On Current-Squared Flows and ModMax Theories

TL;DR

This paper establishes a flow equation connecting ModMax electrodynamics and its Born-Infeld-like extension via stress-energy tensor combinations, highlighting a unique four-dimensional relationship similar to the 2D $T\bar{T}$ deformation.

Contribution

It introduces a flow equation linking ModMax and Born-Infeld theories through stress-energy tensors, extending the $T\bar{T}$ deformation concept to four dimensions and supersymmetric cases.

Findings

ModMax and Born-Infeld theories are related by a stress-energy tensor flow in 4D.

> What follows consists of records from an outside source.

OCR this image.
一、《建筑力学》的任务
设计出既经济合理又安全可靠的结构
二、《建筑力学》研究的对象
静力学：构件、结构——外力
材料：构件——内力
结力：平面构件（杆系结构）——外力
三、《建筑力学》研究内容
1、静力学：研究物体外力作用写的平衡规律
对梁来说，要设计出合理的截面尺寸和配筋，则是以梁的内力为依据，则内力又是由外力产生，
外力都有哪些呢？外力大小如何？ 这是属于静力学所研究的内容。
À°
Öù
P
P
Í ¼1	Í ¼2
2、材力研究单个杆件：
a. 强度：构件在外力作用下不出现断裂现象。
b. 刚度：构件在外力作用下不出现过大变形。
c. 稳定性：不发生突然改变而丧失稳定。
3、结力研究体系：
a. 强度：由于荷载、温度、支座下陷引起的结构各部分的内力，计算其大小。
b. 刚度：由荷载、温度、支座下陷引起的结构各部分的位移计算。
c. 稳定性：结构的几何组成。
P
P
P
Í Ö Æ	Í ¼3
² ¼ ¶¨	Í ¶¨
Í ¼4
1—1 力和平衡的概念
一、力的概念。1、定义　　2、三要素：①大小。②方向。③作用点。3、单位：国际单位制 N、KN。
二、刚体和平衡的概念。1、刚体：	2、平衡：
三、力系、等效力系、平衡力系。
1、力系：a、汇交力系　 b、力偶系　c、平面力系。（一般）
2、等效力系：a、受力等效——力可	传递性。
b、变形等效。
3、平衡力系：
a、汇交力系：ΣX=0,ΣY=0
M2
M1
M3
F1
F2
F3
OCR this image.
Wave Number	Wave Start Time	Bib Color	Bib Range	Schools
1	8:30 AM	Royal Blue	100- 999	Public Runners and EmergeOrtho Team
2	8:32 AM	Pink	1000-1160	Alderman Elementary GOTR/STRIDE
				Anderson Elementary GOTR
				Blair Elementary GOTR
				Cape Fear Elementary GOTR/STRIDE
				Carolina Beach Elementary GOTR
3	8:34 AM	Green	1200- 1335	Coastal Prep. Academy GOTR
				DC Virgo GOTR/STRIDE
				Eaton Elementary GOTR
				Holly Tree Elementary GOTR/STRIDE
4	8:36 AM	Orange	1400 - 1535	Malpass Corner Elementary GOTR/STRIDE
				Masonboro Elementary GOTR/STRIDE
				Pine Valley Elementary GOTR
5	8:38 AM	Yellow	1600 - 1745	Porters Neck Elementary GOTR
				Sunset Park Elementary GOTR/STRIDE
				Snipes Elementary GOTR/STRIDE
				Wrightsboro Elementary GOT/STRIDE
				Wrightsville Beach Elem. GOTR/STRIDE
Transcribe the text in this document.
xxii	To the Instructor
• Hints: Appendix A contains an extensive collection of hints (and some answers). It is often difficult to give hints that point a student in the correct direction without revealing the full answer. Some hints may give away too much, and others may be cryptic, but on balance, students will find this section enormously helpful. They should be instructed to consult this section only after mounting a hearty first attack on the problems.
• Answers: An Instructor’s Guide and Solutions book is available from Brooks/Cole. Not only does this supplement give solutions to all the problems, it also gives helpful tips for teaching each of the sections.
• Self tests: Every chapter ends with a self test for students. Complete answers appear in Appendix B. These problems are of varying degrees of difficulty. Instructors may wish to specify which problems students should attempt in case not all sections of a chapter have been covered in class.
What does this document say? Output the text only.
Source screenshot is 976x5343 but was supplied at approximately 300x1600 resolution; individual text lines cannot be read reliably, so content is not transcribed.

No similar relationship exists in dimensions other than four.

Supersymmetric ModMax-Born-Infeld obeys a supercurrent-squared flow in superspace.

Abstract

We show that the recently introduced ModMax theory of electrodynamics and its Born-Infeld-like generalization are related by a flow equation driven by a quadratic combination of stress-energy tensors. The operator associated to this flow is a $4d$ analogue of the $T\bar{T}$ deformation in two dimensions. This result generalizes the observation that the ordinary Born-Infeld Lagrangian is related to the free Maxwell theory by a current-squared flow. As in that case, we show that no analogous relationship holds in any other dimension besides $d=4$. We also demonstrate that the $\mathcal{N}=1$ supersymmetric version of the ModMax-Born-Infeld theory obeys a related supercurrent-squared flow which is formulated directly in $\mathcal{N}=1$ superspace.